Did Sony pull the game or make any changes in LocoRoco when it shipped outside of Japan? No, and the Moja even appear in the recently released sequel. But it is interesting to see just how far the ripples of early 20th century iconography have traveled, even if there is no offense remotely intended.
Much more has been made of Resident Evil 5's plot and setting, which places Chris Redfield in a fictional African town where something has turned the locals into crazed monsters. Redfield is white and the majority of his targets are black, although his partner throughout the game, Sheva Alomar, is from Africa. Surely there was no intention by developer Capcom to make any sort of social or racial statement about Africans in Resident Evil 5, but there is no escaping history. African characters behaving like savages and white-on-black violence are loaded images, despite the most benign of intentions. Recently, IGN Xbox editor-in-chief Hilary Goldstein editorialized that Resident Evil 5 is not a racist videogame. He's right -- it's not.
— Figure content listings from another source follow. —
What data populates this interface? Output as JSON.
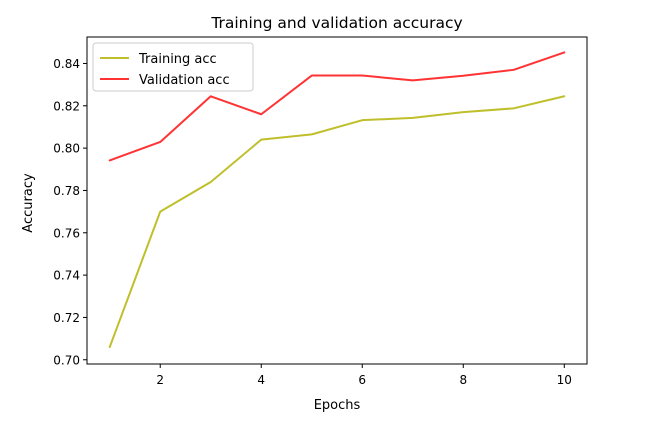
{
  "chart_data": {
    "type": "line",
    "title": "Training and validation accuracy",
    "xlabel": "Epochs",
    "ylabel": "Accuracy",
    "x": [
      1,
      2,
      3,
      4,
      5,
      6,
      7,
      8,
      9,
      10
    ],
    "xlim": [
      0.55,
      10.45
    ],
    "ylim": [
      0.698,
      0.8525
    ],
    "xticks": [
      2,
      4,
      6,
      8,
      10
    ],
    "yticks": [
      0.7,
      0.72,
      0.74,
      0.76,
      0.78,
      0.8,
      0.82,
      0.84
    ],
    "xtick_labels": [
      "2",
      "4",
      "6",
      "8",
      "10"
    ],
    "ytick_labels": [
      "0.70",
      "0.72",
      "0.74",
      "0.76",
      "0.78",
      "0.80",
      "0.82",
      "0.84"
    ],
    "grid": false,
    "legend_position": "top-left",
    "series": [
      {
        "name": "Training acc",
        "color": "#bfbf2b",
        "values": [
          0.706,
          0.77,
          0.784,
          0.804,
          0.8065,
          0.8132,
          0.8143,
          0.817,
          0.8188,
          0.8245
        ]
      },
      {
        "name": "Validation acc",
        "color": "#ff3333",
        "values": [
          0.7942,
          0.8029,
          0.8245,
          0.816,
          0.8343,
          0.8343,
          0.832,
          0.8342,
          0.837,
          0.8452
        ]
      }
    ]
  }
}
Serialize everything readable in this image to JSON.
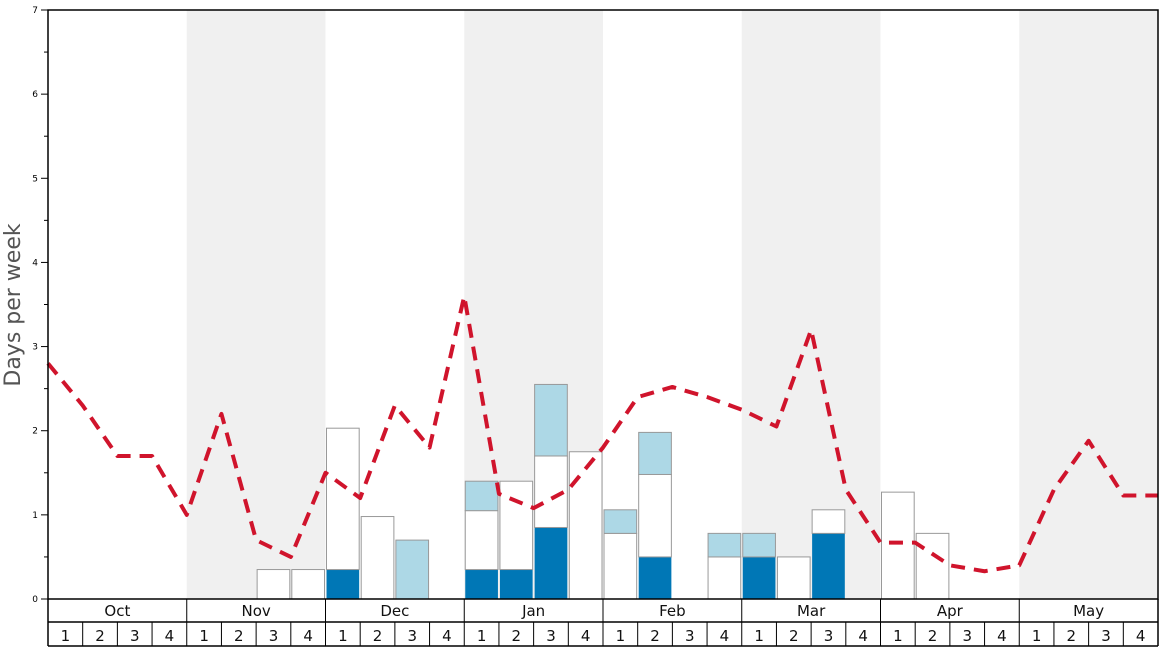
{
  "chart_data": {
    "type": "bar",
    "ylabel": "Days per week",
    "xlabel": "",
    "ylim": [
      0,
      7
    ],
    "y_ticks": [
      "0",
      "1",
      "2",
      "3",
      "4",
      "5",
      "6",
      "7"
    ],
    "months": [
      "Oct",
      "Nov",
      "Dec",
      "Jan",
      "Feb",
      "Mar",
      "Apr",
      "May"
    ],
    "week_labels": [
      "1",
      "2",
      "3",
      "4"
    ],
    "shaded_months": [
      "Nov",
      "Jan",
      "Mar",
      "May"
    ],
    "colors": {
      "dark_segment": "#0077b6",
      "light_segment": "#add8e6",
      "white_segment": "#ffffff",
      "line": "#d0142c",
      "band": "#f0f0f0"
    },
    "stack_order": [
      "dark",
      "white",
      "light"
    ],
    "series": [
      {
        "key": "dark",
        "values": [
          0,
          0,
          0,
          0,
          0,
          0,
          0,
          0,
          0.35,
          0,
          0,
          0,
          0.35,
          0.35,
          0.85,
          0,
          0,
          0.5,
          0,
          0,
          0.5,
          0,
          0.78,
          0,
          0,
          0,
          0,
          0,
          0,
          0,
          0,
          0
        ]
      },
      {
        "key": "white",
        "values": [
          0,
          0,
          0,
          0,
          0,
          0,
          0.35,
          0.35,
          1.68,
          0.98,
          0,
          0,
          0.7,
          1.05,
          0.85,
          1.75,
          0.78,
          0.98,
          0,
          0.5,
          0,
          0.5,
          0.28,
          0,
          1.27,
          0.78,
          0,
          0,
          0,
          0,
          0,
          0
        ]
      },
      {
        "key": "light",
        "values": [
          0,
          0,
          0,
          0,
          0,
          0,
          0,
          0,
          0,
          0,
          0.7,
          0,
          0.35,
          0,
          0.85,
          0,
          0.28,
          0.5,
          0,
          0.28,
          0.28,
          0,
          0,
          0,
          0,
          0,
          0,
          0,
          0,
          0,
          0,
          0
        ]
      },
      {
        "key": "line",
        "type": "line",
        "style": "dashed",
        "values": [
          2.8,
          2.3,
          1.7,
          1.7,
          1.0,
          2.2,
          0.7,
          0.5,
          1.5,
          1.2,
          2.3,
          1.8,
          3.6,
          1.25,
          1.08,
          1.3,
          1.8,
          2.4,
          2.52,
          2.4,
          2.25,
          2.05,
          3.2,
          1.3,
          0.67,
          0.67,
          0.4,
          0.33,
          0.4,
          1.3,
          1.88,
          1.23,
          1.23
        ]
      }
    ]
  }
}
But the loud pushback over questions about its imagery threatens to miss the point -- and an opportunity -- entirely. This is part of the growing process for videogames. If they want to be considered on the same level as film, television, literature, and other forms of artistic expression, then conversations like this must unfold. As widespread and accepted as videogame are now in modern culture, they can be a real force for good in striking down remnants of insensitivity and intolerance around the world. Let's not turn back now.